You should think how the + operator is used: b+c. b+c does not modify neither b nor c so you the standard requires you to declare it like this:

Code:

Counter operator+(const Counter& lhs, const Counter& rhs)
{
        Counter result;
	
        // + implementation goes here

	return result;
}

Using the Counter operator+(Counter lhs, const Counter& rhs) will work as well. The problem in this case is ( aside from not conforming to the C++ standard) that the copy constructor is invoked. For small objects this might not be significant but it can cause serious problems for bigger ones.

[treuss]

You should think how the + operator is used: b+c. b+c does not modify neither b nor c so you the standard requires you to declare it like this.

I still don't see, what's wrong with declaring it as a function member? The implementation above does not modify the function member. The only mistake I see now, is that it is not declared as

Code:

Counter operator+ (const Counter &) const;

[laserlight]

I don't see anything wrong with how it's defined.

Perhaps not wrong, but merely with an unexpected limitation.
We might want to do something like:

Code:

a = 1 + b;

If operator+ is a member of the class type, then this will fail. On the other hand, if operator+ was global, then 1 would be implicitly converted to the class type required (presumably an implicit constructor that accepts an int, or an operator int() is provided).

[laserlight]

the standard requires you to declare it like this

hmm... I've been looking for direction on whether to have both argument const T& or to allow the first argument to pass by value, but my search was not fruitful. Now that you have confirmed my suspicions, could you point me to the section in the standard that has this mandate?

The problem in this case is ( aside from not conforming to the C++ standard) that the copy constructor is invoked. For small objects this might not be significant but it can cause serious problems for bigger ones.

Ah, but here's the thing. The implementation of the operator might invoke the copy constructor, so in such a case there would be no advantage gained by passing both arguments by reference. For example:

Code:

T operator+(const T& lhs, const T& rhs) {
	T temp(lhs);
	temp += rhs;
	return temp;
}

would be logically equivalent to:

Code:

T operator+(T lhs, const T& rhs) {
	lhs += rhs;
	return lhs;
}

except that the latter does not use a temporary.

[PadexArt]

Ah, but here's the thing. The implementation of the operator might invoke the copy constructor, so in such a case there would be no advantage gained by passing both arguments by reference.

no, they aren't.

The T operator+(T lhs, const T& rhs) implementation results in 2 calls for the copy constructor: 1 when the l argument is received and 1 when the result is returned.

The T operator+(const T& lhs, const T& rhs) implementation results in just 1 call for the copy constructor: when the result is returned.

[laserlight]

The T operator+(const T& lhs, const T& rhs) implementation results in just 1 call for the copy constructor: when the result is returned.

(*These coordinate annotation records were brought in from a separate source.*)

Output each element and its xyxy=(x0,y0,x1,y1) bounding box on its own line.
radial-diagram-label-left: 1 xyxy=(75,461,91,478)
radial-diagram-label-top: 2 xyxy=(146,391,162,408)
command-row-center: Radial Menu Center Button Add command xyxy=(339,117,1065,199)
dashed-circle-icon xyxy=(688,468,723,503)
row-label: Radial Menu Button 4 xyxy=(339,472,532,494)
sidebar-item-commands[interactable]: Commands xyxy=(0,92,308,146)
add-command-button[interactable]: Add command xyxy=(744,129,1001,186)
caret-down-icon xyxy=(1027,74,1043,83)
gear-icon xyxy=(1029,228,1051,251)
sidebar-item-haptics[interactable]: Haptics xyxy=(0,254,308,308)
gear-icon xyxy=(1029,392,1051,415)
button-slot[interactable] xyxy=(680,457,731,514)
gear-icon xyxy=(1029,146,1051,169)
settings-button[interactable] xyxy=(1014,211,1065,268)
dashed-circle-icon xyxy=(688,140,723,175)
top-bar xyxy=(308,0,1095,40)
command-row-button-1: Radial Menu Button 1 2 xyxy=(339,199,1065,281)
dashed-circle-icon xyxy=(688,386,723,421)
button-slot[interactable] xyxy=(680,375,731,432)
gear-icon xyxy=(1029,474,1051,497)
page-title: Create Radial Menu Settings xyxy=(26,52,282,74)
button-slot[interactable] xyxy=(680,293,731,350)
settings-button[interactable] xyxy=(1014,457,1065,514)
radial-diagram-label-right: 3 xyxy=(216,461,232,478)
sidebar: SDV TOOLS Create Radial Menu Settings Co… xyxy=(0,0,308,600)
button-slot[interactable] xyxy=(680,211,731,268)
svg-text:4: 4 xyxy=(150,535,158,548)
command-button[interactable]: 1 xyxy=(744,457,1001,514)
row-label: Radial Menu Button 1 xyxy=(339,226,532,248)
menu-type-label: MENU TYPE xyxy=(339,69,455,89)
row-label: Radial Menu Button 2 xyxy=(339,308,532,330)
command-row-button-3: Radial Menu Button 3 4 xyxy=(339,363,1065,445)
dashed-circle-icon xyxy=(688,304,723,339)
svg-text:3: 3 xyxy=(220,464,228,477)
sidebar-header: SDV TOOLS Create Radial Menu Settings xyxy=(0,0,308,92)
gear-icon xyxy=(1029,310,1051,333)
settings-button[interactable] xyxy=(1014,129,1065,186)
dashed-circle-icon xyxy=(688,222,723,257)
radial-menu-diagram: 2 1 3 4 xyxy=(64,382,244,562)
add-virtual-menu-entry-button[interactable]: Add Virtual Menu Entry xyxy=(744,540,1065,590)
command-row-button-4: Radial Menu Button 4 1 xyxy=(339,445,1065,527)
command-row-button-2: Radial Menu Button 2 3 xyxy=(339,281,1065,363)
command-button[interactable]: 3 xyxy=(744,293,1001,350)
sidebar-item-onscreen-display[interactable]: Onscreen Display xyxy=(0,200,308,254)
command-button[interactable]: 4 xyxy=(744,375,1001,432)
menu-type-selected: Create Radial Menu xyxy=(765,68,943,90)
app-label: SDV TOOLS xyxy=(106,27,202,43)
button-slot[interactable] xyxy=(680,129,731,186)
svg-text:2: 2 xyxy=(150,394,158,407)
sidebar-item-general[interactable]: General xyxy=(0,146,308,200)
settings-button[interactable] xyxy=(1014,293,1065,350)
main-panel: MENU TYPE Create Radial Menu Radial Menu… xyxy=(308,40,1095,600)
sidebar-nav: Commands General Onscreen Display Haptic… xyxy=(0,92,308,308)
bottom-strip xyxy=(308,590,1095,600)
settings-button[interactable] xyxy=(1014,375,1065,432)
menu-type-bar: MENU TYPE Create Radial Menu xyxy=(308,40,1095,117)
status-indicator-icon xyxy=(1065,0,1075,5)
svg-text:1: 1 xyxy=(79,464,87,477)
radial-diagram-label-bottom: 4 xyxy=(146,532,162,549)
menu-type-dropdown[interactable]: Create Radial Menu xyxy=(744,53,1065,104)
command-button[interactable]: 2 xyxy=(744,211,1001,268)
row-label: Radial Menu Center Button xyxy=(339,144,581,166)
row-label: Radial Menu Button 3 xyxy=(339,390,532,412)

That's assuming that operator+ is a friend function and the raw implementation of the operator lies within that function. In my example, a temporary is instantiated by passing the first argument to operator+ to the copy constructor. Then temporary's operator+= is invoked with the second argument to operator+ as the argument. In this case, operator+= implemented as a member function containing the raw implemention.